Hattingen. . Die Selbsthilfegruppe Polyneuropathie geht an gegen die Nervenerkrankung, klärt auf über vielfältige Ursachen und freut sich über Zulauf.
Viele sind von einem Arzt zum anderen gelaufen. Obwohl gerade das Laufen ihr Problem ist. Und selbst wenn sie ihre Krankheit dann benennen können – die Polyneuropathie –, sagt sie Medizinern oft nichts. In der Selbsthilfegruppe tauschen Betroffene ihre Erfahrungen aus, stützen sich gegenseitig, bauen sich auf und gehen manchmal auch mit Galgenhumor an gegen brennende Füße, Ameisenkribbeln und Taubheitsgefühl.

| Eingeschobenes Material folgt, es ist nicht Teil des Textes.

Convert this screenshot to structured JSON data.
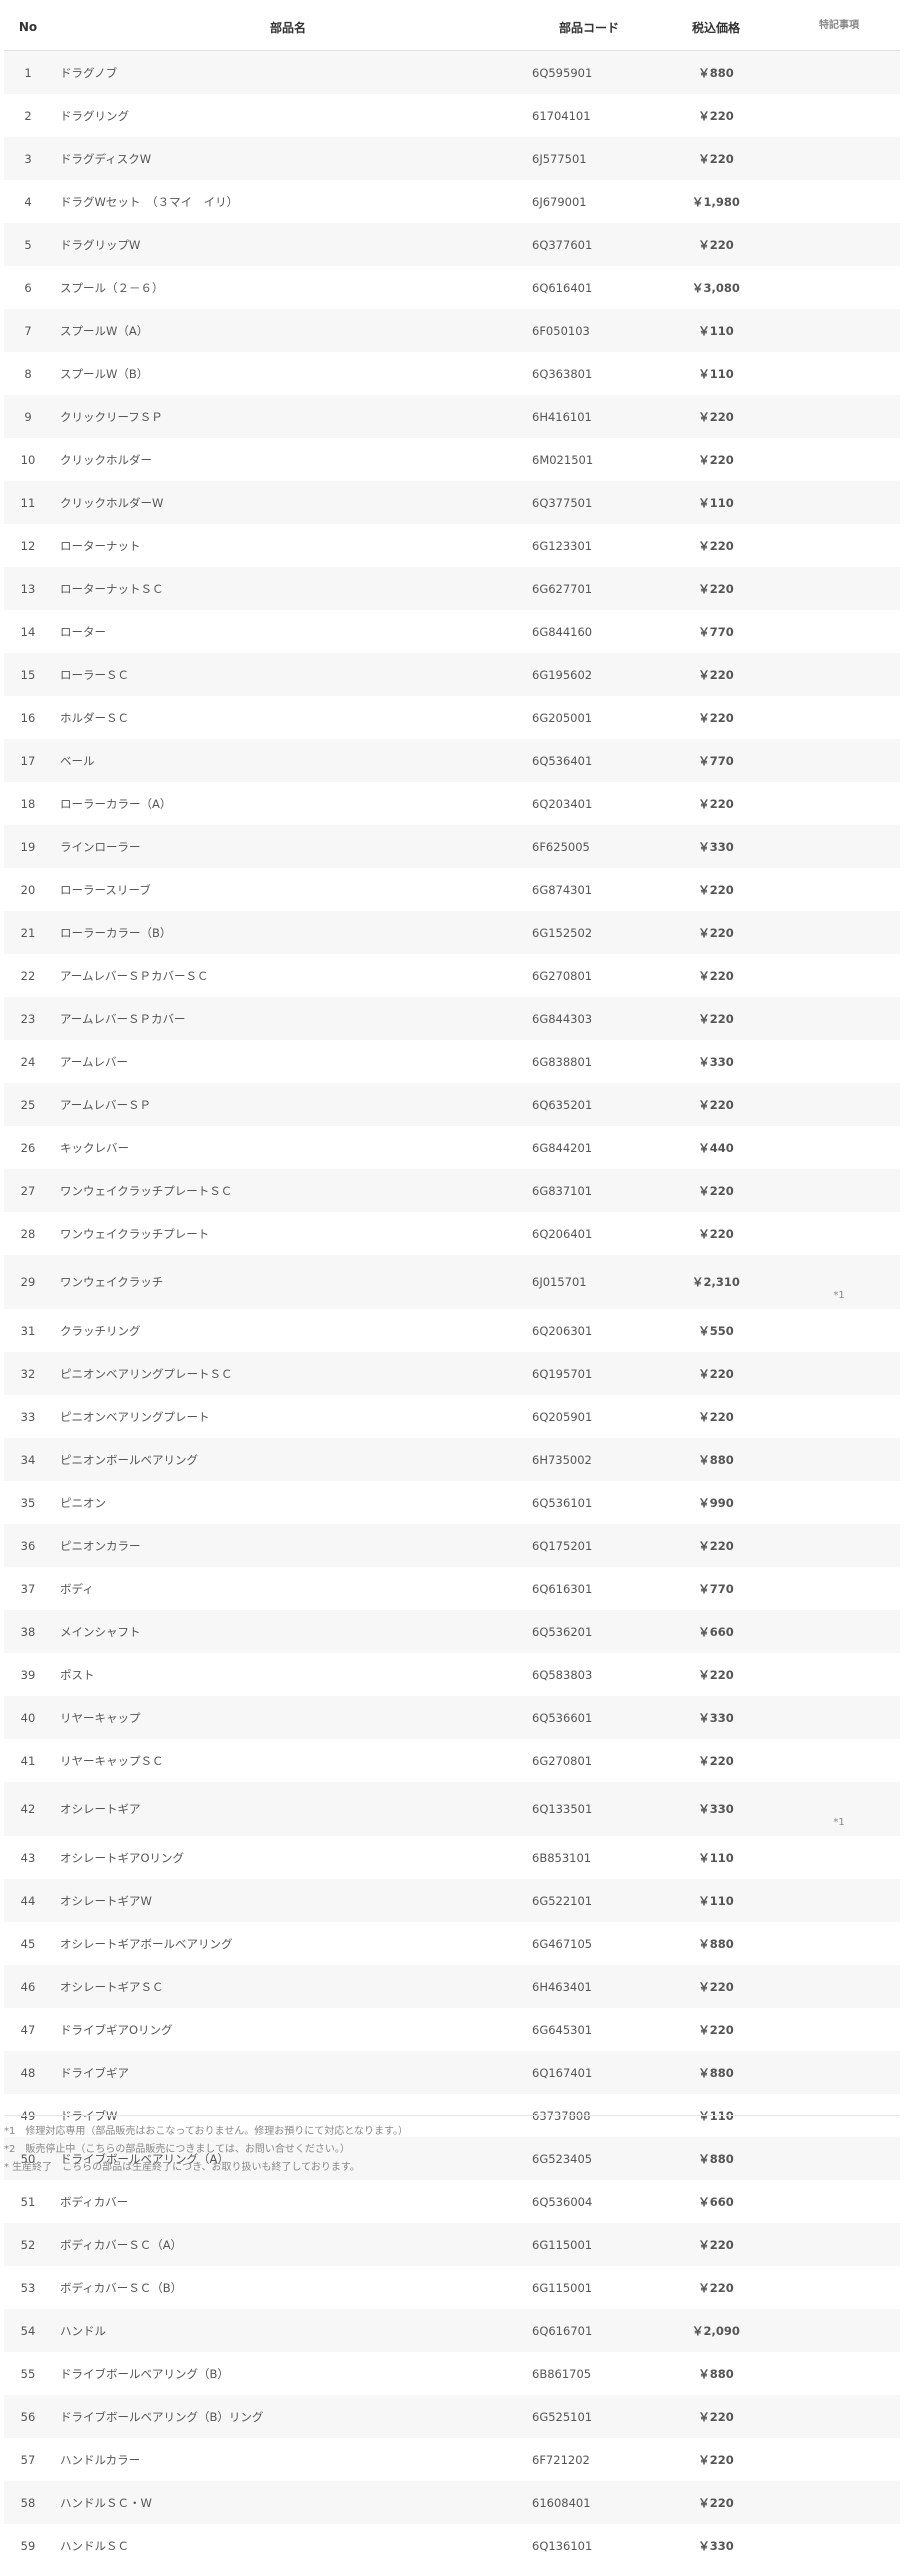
{
  "table": {
    "headers": {
      "no": "No",
      "name": "部品名",
      "code": "部品コード",
      "price": "税込価格",
      "note": "特記事項"
    },
    "rows": [
      {
        "no": "1",
        "name": "ドラグノブ",
        "code": "6Q595901",
        "price": "￥880",
        "note": ""
      },
      {
        "no": "2",
        "name": "ドラグリング",
        "code": "61704101",
        "price": "￥220",
        "note": ""
      },
      {
        "no": "3",
        "name": "ドラグディスクW",
        "code": "6J577501",
        "price": "￥220",
        "note": ""
      },
      {
        "no": "4",
        "name": "ドラグWセット　（３マイ　イリ）",
        "code": "6J679001",
        "price": "￥1,980",
        "note": ""
      },
      {
        "no": "5",
        "name": "ドラグリップW",
        "code": "6Q377601",
        "price": "￥220",
        "note": ""
      },
      {
        "no": "6",
        "name": "スプール（２－６）",
        "code": "6Q616401",
        "price": "￥3,080",
        "note": ""
      },
      {
        "no": "7",
        "name": "スプールW（A）",
        "code": "6F050103",
        "price": "￥110",
        "note": ""
      },
      {
        "no": "8",
        "name": "スプールW（B）",
        "code": "6Q363801",
        "price": "￥110",
        "note": ""
      },
      {
        "no": "9",
        "name": "クリックリーフＳＰ",
        "code": "6H416101",
        "price": "￥220",
        "note": ""
      },
      {
        "no": "10",
        "name": "クリックホルダー",
        "code": "6M021501",
        "price": "￥220",
        "note": ""
      },
      {
        "no": "11",
        "name": "クリックホルダーW",
        "code": "6Q377501",
        "price": "￥110",
        "note": ""
      },
      {
        "no": "12",
        "name": "ローターナット",
        "code": "6G123301",
        "price": "￥220",
        "note": ""
      },
      {
        "no": "13",
        "name": "ローターナットＳＣ",
        "code": "6G627701",
        "price": "￥220",
        "note": ""
      },
      {
        "no": "14",
        "name": "ローター",
        "code": "6G844160",
        "price": "￥770",
        "note": ""
      },
      {
        "no": "15",
        "name": "ローラーＳＣ",
        "code": "6G195602",
        "price": "￥220",
        "note": ""
      },
      {
        "no": "16",
        "name": "ホルダーＳＣ",
        "code": "6G205001",
        "price": "￥220",
        "note": ""
      },
      {
        "no": "17",
        "name": "ベール",
        "code": "6Q536401",
        "price": "￥770",
        "note": ""
      },
      {
        "no": "18",
        "name": "ローラーカラー（A）",
        "code": "6Q203401",
        "price": "￥220",
        "note": ""
      },
      {
        "no": "19",
        "name": "ラインローラー",
        "code": "6F625005",
        "price": "￥330",
        "note": ""
      },
      {
        "no": "20",
        "name": "ローラースリーブ",
        "code": "6G874301",
        "price": "￥220",
        "note": ""
      },
      {
        "no": "21",
        "name": "ローラーカラー（B）",
        "code": "6G152502",
        "price": "￥220",
        "note": ""
      },
      {
        "no": "22",
        "name": "アームレバーＳＰカバーＳＣ",
        "code": "6G270801",
        "price": "￥220",
        "note": ""
      },
      {
        "no": "23",
        "name": "アームレバーＳＰカバー",
        "code": "6G844303",
        "price": "￥220",
        "note": ""
      },
      {
        "no": "24",
        "name": "アームレバー",
        "code": "6G838801",
        "price": "￥330",
        "note": ""
      },
      {
        "no": "25",
        "name": "アームレバーＳＰ",
        "code": "6Q635201",
        "price": "￥220",
        "note": ""
      },
      {
        "no": "26",
        "name": "キックレバー",
        "code": "6G844201",
        "price": "￥440",
        "note": ""
      },
      {
        "no": "27",
        "name": "ワンウェイクラッチプレートＳＣ",
        "code": "6G837101",
        "price": "￥220",
        "note": ""
      },
      {
        "no": "28",
        "name": "ワンウェイクラッチプレート",
        "code": "6Q206401",
        "price": "￥220",
        "note": ""
      },
      {
        "no": "29",
        "name": "ワンウェイクラッチ",
        "code": "6J015701",
        "price": "￥2,310",
        "note": "*1"
      },
      {
        "no": "31",
        "name": "クラッチリング",
        "code": "6Q206301",
        "price": "￥550",
        "note": ""
      },
      {
        "no": "32",
        "name": "ピニオンベアリングプレートＳＣ",
        "code": "6Q195701",
        "price": "￥220",
        "note": ""
      },
      {
        "no": "33",
        "name": "ピニオンベアリングプレート",
        "code": "6Q205901",
        "price": "￥220",
        "note": ""
      },
      {
        "no": "34",
        "name": "ピニオンボールベアリング",
        "code": "6H735002",
        "price": "￥880",
        "note": ""
      },
      {
        "no": "35",
        "name": "ピニオン",
        "code": "6Q536101",
        "price": "￥990",
        "note": ""
      },
      {
        "no": "36",
        "name": "ピニオンカラー",
        "code": "6Q175201",
        "price": "￥220",
        "note": ""
      },
      {
        "no": "37",
        "name": "ボディ",
        "code": "6Q616301",
        "price": "￥770",
        "note": ""
      },
      {
        "no": "38",
        "name": "メインシャフト",
        "code": "6Q536201",
        "price": "￥660",
        "note": ""
      },
      {
        "no": "39",
        "name": "ポスト",
        "code": "6Q583803",
        "price": "￥220",
        "note": ""
      },
      {
        "no": "40",
        "name": "リヤーキャップ",
        "code": "6Q536601",
        "price": "￥330",
        "note": ""
      },
      {
        "no": "41",
        "name": "リヤーキャップＳＣ",
        "code": "6G270801",
        "price": "￥220",
        "note": ""
      },
      {
        "no": "42",
        "name": "オシレートギア",
        "code": "6Q133501",
        "price": "￥330",
        "note": "*1"
      },
      {
        "no": "43",
        "name": "オシレートギアOリング",
        "code": "6B853101",
        "price": "￥110",
        "note": ""
      },
      {
        "no": "44",
        "name": "オシレートギアW",
        "code": "6G522101",
        "price": "￥110",
        "note": ""
      },
      {
        "no": "45",
        "name": "オシレートギアボールベアリング",
        "code": "6G467105",
        "price": "￥880",
        "note": ""
      },
      {
        "no": "46",
        "name": "オシレートギアＳＣ",
        "code": "6H463401",
        "price": "￥220",
        "note": ""
      },
      {
        "no": "47",
        "name": "ドライブギアOリング",
        "code": "6G645301",
        "price": "￥220",
        "note": ""
      },
      {
        "no": "48",
        "name": "ドライブギア",
        "code": "6Q167401",
        "price": "￥880",
        "note": ""
      },
      {
        "no": "49",
        "name": "ドライブW",
        "code": "63737808",
        "price": "￥110",
        "note": ""
      },
      {
        "no": "50",
        "name": "ドライブボールベアリング（A）",
        "code": "6G523405",
        "price": "￥880",
        "note": ""
      },
      {
        "no": "51",
        "name": "ボディカバー",
        "code": "6Q536004",
        "price": "￥660",
        "note": ""
      },
      {
        "no": "52",
        "name": "ボディカバーＳＣ（A）",
        "code": "6G115001",
        "price": "￥220",
        "note": ""
      },
      {
        "no": "53",
        "name": "ボディカバーＳＣ（B）",
        "code": "6G115001",
        "price": "￥220",
        "note": ""
      },
      {
        "no": "54",
        "name": "ハンドル",
        "code": "6Q616701",
        "price": "￥2,090",
        "note": ""
      },
      {
        "no": "55",
        "name": "ドライブボールベアリング（B）",
        "code": "6B861705",
        "price": "￥880",
        "note": ""
      },
      {
        "no": "56",
        "name": "ドライブボールベアリング（B）リング",
        "code": "6G525101",
        "price": "￥220",
        "note": ""
      },
      {
        "no": "57",
        "name": "ハンドルカラー",
        "code": "6F721202",
        "price": "￥220",
        "note": ""
      },
      {
        "no": "58",
        "name": "ハンドルＳＣ・W",
        "code": "61608401",
        "price": "￥220",
        "note": ""
      },
      {
        "no": "59",
        "name": "ハンドルＳＣ",
        "code": "6Q136101",
        "price": "￥330",
        "note": ""
      }
    ]
  },
  "footnotes": [
    "*1　修理対応専用（部品販売はおこなっておりません。修理お預りにて対応となります。）",
    "*2　販売停止中（こちらの部品販売につきましては、お問い合せください。）",
    "* 生産終了　こちらの部品は生産終了につき、お取り扱いも終了しております。"
  ]
}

Gruppenmitglieder bis Mitte 80
Ins Leben gerufen hat die Gruppe Joachim Müller, das „Küken“ mit seinen 58 Jahren, wie ihn die anderen nennen. Es sei keine Alterserkrankung, klärt er auf, sondern könne auch schon mit 40 auftreten. Die hier zusammenkommen, sind bis Mitte 80. Wenn Vorträge anstehen, sind es auch schon mal 40 Personen. Im Moment diskutieren acht lebhaft im Konfiraum des Ev. Gemeindezentrums Augustastraße über Medikamente und mehr, ihre Sorgen und wo im wahrsten Sinn des Wortes der Schuh drückt.
Vom Fuß über den Unterschenkel arbeiten sich Schmerzen, Krämpfe oder auch Lähmungserscheinungen nach oben. Private Schicksalsschläge tun ein übriges, die Nerven, die bei Polyneuropathie vielfach erkrankt sind, nicht zur Ruhe kommen zu lassen. Eine Frau muss nicht nur den Tod ihres Mannes verarbeiten, sondern macht sich auch Sorgen um den Enkel, der seit acht Jahren im Wachkoma liegt.
Im Moment sitzen sie gemütlich zusammen, reden sich die Köpfe heiß. Niemand hätte sich träumen lassen, dass er bei Unternehmungen nach der nächsten Sitzgelegenheit ober Möglichkeit zum Abstützen Ausschau halten würde. Gehhilfen lehnen an der Wand. Ekkehard Künzel hat einen Notsitz für zwischendurch mitgebracht. Alles Stützen, die nicht dem Alter, sondern der Krankheit geschuldet sind.
Diagnose und Behandlung sind keine einfache Sache angesichts der vielen möglichen Ursachen. Sie reichen von Diabetes mellitus über Medikamente, Infektionen, Zeckenbisse, genetische Faktoren, Autoimmunkrankheiten, Chemotherapie oder Rheuma bis zum regelmäßigen Alkoholkonsum.
Nicht viele stehen im Bus auf
Reaktionen der Umwelt machen das Leben mit der Krankheit nicht leichter. Wer sich mit dem Gehen schwer tut, „wie auf Watte“ läuft, den Boden unter den Füßen nicht spürt, findet in einem schwankenden Bus kaum Halt. Doch manches Gruppenmitglied hat erlebt, dass höchstens ältere Menschen einen Sitzplatz im Bus frei machen. Angesprochene Jugendliche wollten den Schwerbehindertenausweis sehen, von „Friedhofsgemüse“ war die Rede.